Теперь во все праздники, посвященные Казанской иконе Божией Матери, мы во время всенощной после первого часа начинаем читать 12 акафистов. В знак благодарности Божией Матери за то, что Она избавила сестер обители от смертельной болезни. В нашем монастыре с большой торжественностью отмечаются праздники в честь Казанской иконы. Сестры несут большой молитвенный подвиг. Они на себе ощущают благодатную помощь и присутствие благодати Божией, исходящей от этой иконы. Она же помогает и мне нести игуменский крест.
– А как тяжел на Святой Земле ваш игуменский крест?
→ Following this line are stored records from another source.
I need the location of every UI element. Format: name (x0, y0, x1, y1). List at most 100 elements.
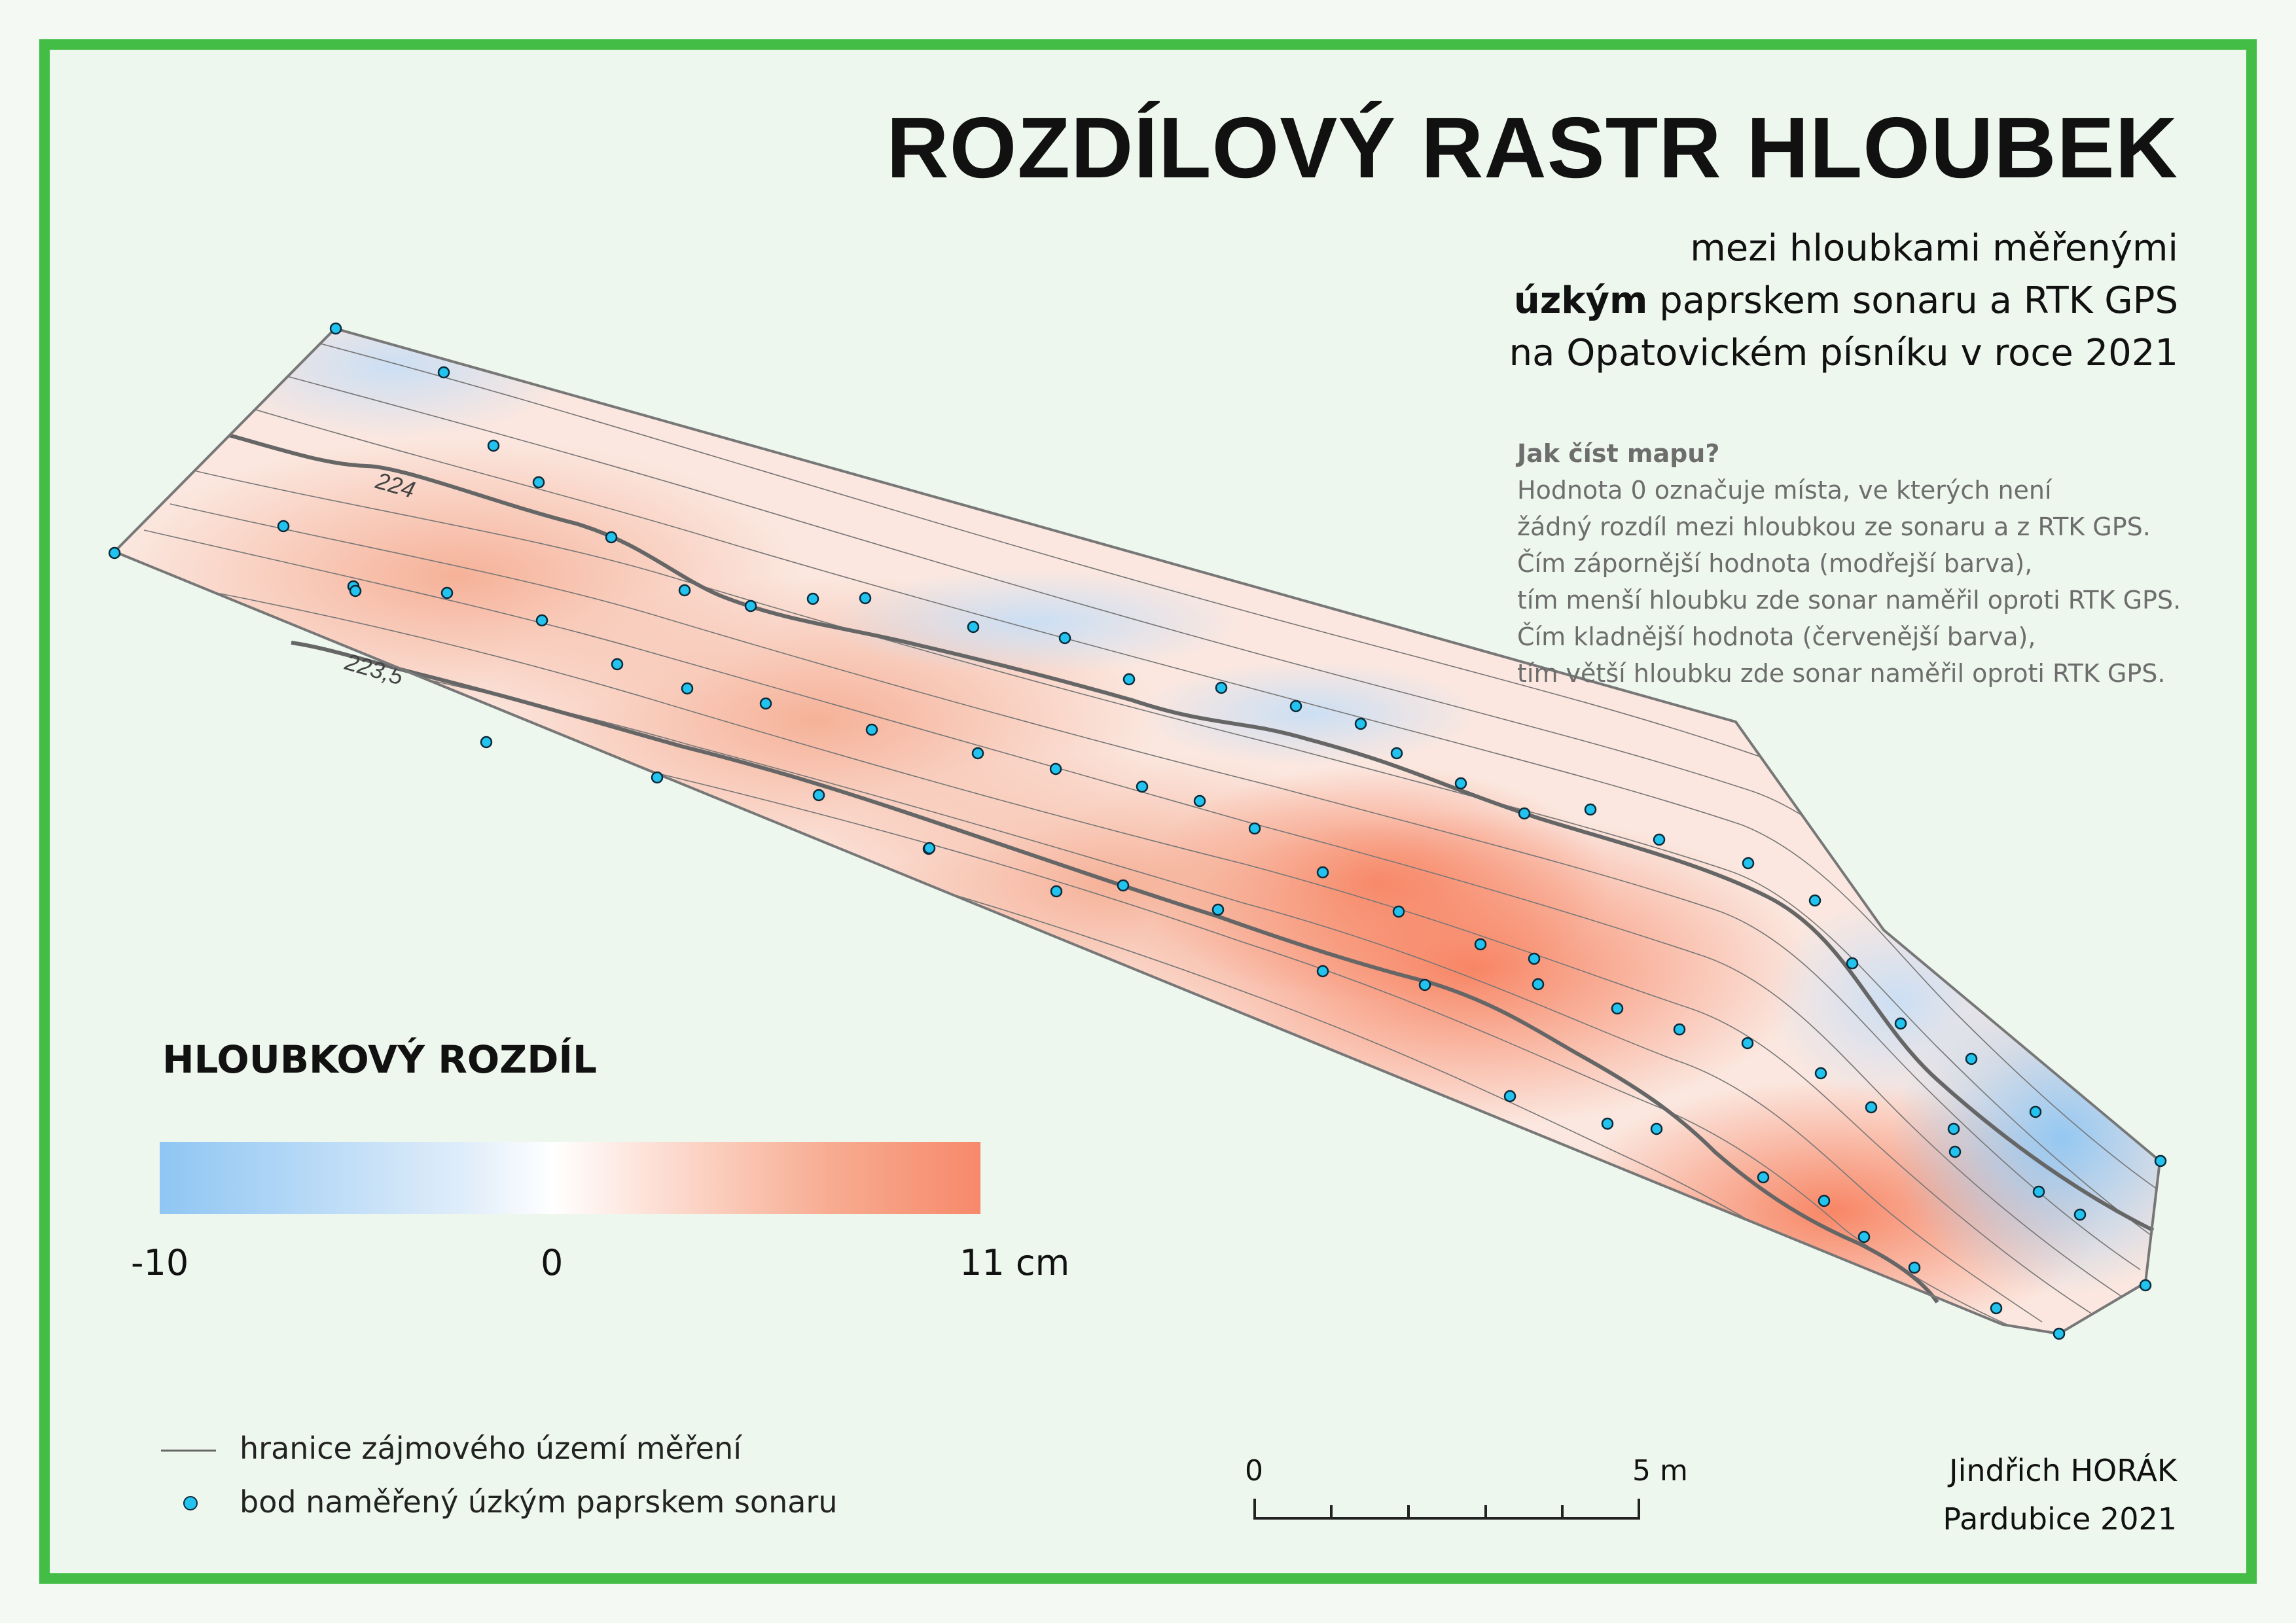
how-to-read-line: Čím kladnější hodnota (červenější barva)… (1517, 622, 2036, 651)
subtitle-line-2-rest: paprskem sonaru a RTK GPS (1647, 279, 2178, 322)
sonar-point (1742, 857, 1755, 870)
map-subtitle: mezi hloubkami měřenými úzkým paprskem s… (1509, 223, 2178, 380)
sonar-point (437, 366, 450, 379)
sonar-point (1049, 762, 1062, 776)
sonar-point (1990, 1302, 2003, 1315)
sonar-point (812, 789, 825, 802)
sonar-point (1653, 833, 1666, 846)
sonar-point (480, 736, 493, 749)
author-name: Jindřich HORÁK (1949, 1453, 2177, 1488)
sonar-points (108, 322, 2167, 1340)
subtitle-line-3: na Opatovickém písníku v roce 2021 (1509, 332, 2178, 374)
sonar-point (487, 439, 500, 452)
sonar-point (108, 546, 121, 560)
sonar-point (1454, 777, 1467, 790)
legend-min-label: -10 (131, 1242, 189, 1283)
sonar-point (1947, 1122, 1960, 1135)
sonar-point (1316, 965, 1329, 978)
map-title: ROZDÍLOVÝ RASTR HLOUBEK (886, 99, 2178, 196)
sonar-point (2154, 1154, 2167, 1168)
point-legend-symbol (183, 1496, 198, 1510)
sonar-point (1650, 1122, 1663, 1135)
how-to-read-line: Čím zápornější hodnota (modřejší barva), (1517, 549, 2033, 578)
sonar-point (865, 723, 878, 736)
subtitle-line-2: úzkým paprskem sonaru a RTK GPS (1509, 275, 2178, 327)
sonar-point (1474, 938, 1487, 951)
sonar-point (2032, 1185, 2045, 1198)
sonar-point (349, 584, 362, 597)
sonar-point (535, 614, 548, 627)
sonar-point (1392, 905, 1405, 918)
sonar-point (1122, 673, 1136, 686)
sonar-point (277, 520, 290, 533)
scale-start-label: 0 (1245, 1454, 1263, 1488)
sonar-point (681, 682, 694, 695)
sonar-point (1248, 822, 1261, 835)
legend-max-label: 11 cm (960, 1242, 1070, 1283)
sonar-point (1757, 1171, 1770, 1184)
sonar-point (1611, 1002, 1624, 1015)
sonar-point (1814, 1067, 1827, 1080)
sonar-point (1215, 681, 1228, 694)
sonar-point (744, 599, 757, 613)
sonar-point (651, 771, 664, 784)
sonar-point (859, 592, 872, 605)
boundary-legend-symbol (161, 1450, 216, 1452)
sonar-point (1316, 866, 1329, 879)
sonar-point (1518, 807, 1531, 820)
how-to-read-line: tím menší hloubku zde sonar naměřil opro… (1517, 586, 2181, 615)
subtitle-line-1: mezi hloubkami měřenými (1690, 227, 2178, 270)
sonar-point (1418, 978, 1431, 991)
sonar-point (605, 531, 618, 544)
color-ramp (160, 1142, 980, 1214)
how-to-read-heading: Jak číst mapu? (1517, 439, 1720, 468)
sonar-point (1948, 1145, 1962, 1158)
sonar-point (1808, 894, 1821, 907)
sonar-point (923, 842, 936, 855)
sonar-point (678, 584, 691, 597)
sonar-point (611, 658, 624, 671)
sonar-point (1865, 1101, 1878, 1114)
sonar-point (329, 322, 342, 335)
sonar-point (2139, 1279, 2152, 1292)
sonar-point (1390, 747, 1403, 760)
sonar-point (2073, 1208, 2087, 1221)
how-to-read-line: tím větší hloubku zde sonar naměřil opro… (1517, 659, 2166, 688)
sonar-point (1193, 794, 1206, 808)
point-legend-label: bod naměřený úzkým paprskem sonaru (240, 1484, 838, 1520)
sonar-point (2053, 1327, 2066, 1340)
sonar-point (532, 476, 545, 489)
subtitle-bold-word: úzkým (1513, 279, 1648, 322)
legend-title: HLOUBKOVÝ ROZDÍL (162, 1037, 597, 1082)
author-place-year: Pardubice 2021 (1943, 1501, 2177, 1537)
sonar-point (1503, 1090, 1516, 1103)
sonar-point (1117, 879, 1130, 892)
sonar-point (1857, 1230, 1871, 1243)
how-to-read-line: žádný rozdíl mezi hloubkou ze sonaru a z… (1517, 512, 2151, 541)
author-block: Jindřich HORÁK Pardubice 2021 (1943, 1446, 2177, 1543)
how-to-read: Jak číst mapu? Hodnota 0 označuje místa,… (1517, 435, 2181, 692)
sonar-point (1211, 903, 1225, 916)
sonar-point (967, 620, 980, 633)
sonar-point (1601, 1117, 1614, 1130)
sonar-point (971, 747, 984, 760)
scale-bar (1253, 1499, 1640, 1520)
sonar-point (1136, 780, 1149, 793)
sonar-point (1058, 632, 1071, 645)
sonar-point (1846, 957, 1859, 970)
major-contours (228, 433, 2155, 1304)
sonar-point (1528, 952, 1541, 965)
sonar-point (1050, 885, 1063, 898)
sonar-point (1354, 717, 1367, 730)
sonar-point (1584, 803, 1597, 816)
sonar-point (806, 592, 819, 605)
sonar-point (1741, 1037, 1754, 1050)
sonar-point (1673, 1023, 1686, 1036)
sonar-point (2029, 1105, 2042, 1118)
sonar-point (1818, 1194, 1831, 1207)
sonar-point (1289, 700, 1302, 713)
sonar-point (1908, 1261, 1921, 1274)
boundary-legend-label: hranice zájmového území měření (240, 1431, 742, 1466)
sonar-point (1965, 1052, 1978, 1065)
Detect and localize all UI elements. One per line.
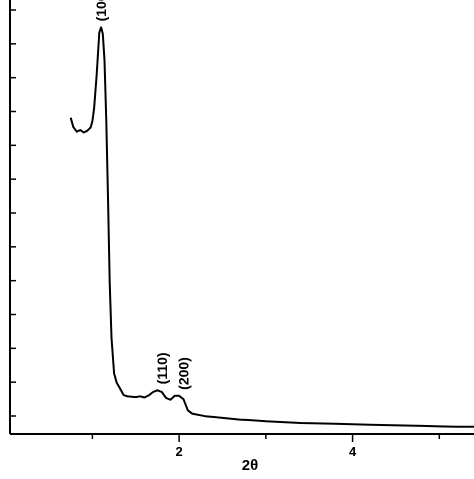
axes — [9, 0, 474, 435]
x-tick-label: 4 — [349, 444, 357, 459]
x-axis-title: 2θ — [242, 457, 258, 474]
series-line-0 — [69, 26, 474, 428]
peak-label: (110) — [154, 352, 170, 384]
x-tick-label: 2 — [176, 444, 183, 459]
peak-label: (200) — [175, 357, 191, 390]
series-layer — [69, 26, 474, 428]
peak-label: (100) — [93, 0, 109, 21]
labels-layer: (100) (110) (200) — [93, 0, 191, 390]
– Конечно, он тяжелее здесь, на Святой Земле, чем, скажем, в России, на Украине или в Белоруссии, где игумен или игумения – полные хозяева в своих монастырях. А здесь мы подчинены начальнику Русской духовной миссии в Иерусалиме. Без его благословения я ничего сама не имею права делать: никуда не поехать, никого не принять – трудников и даже паломников. Получаем из миссии распоряжения, которые следует выполнять. И надо все это принимать и трудиться.
Крест свой иерусалимский несу с Божией помощью. Выполняю и послушание покойного Святейшего Патриарха Алексия: принимать с любовью паломников. Слава Богу, их сейчас много, очень много. Конечно, в наших нескольких старых гостиницах, где раньше были богадельни, нет таких номеров, как в городе. В Горнем монастыре никогда раньше паломники не останавливались, в нем жили только одни сестры. Приходится выслушивать и от сестер и от паломников всякое. Игумении ведь приходится отвечать за все, что происходит в монастыре, – за каждую сестру, за трудниц и за паломников. Ну иногда бывает, что поволнуюсь или устану от трудов. Однако Господь и Божия Матерь мне всегда помогают. Слава Богу за все!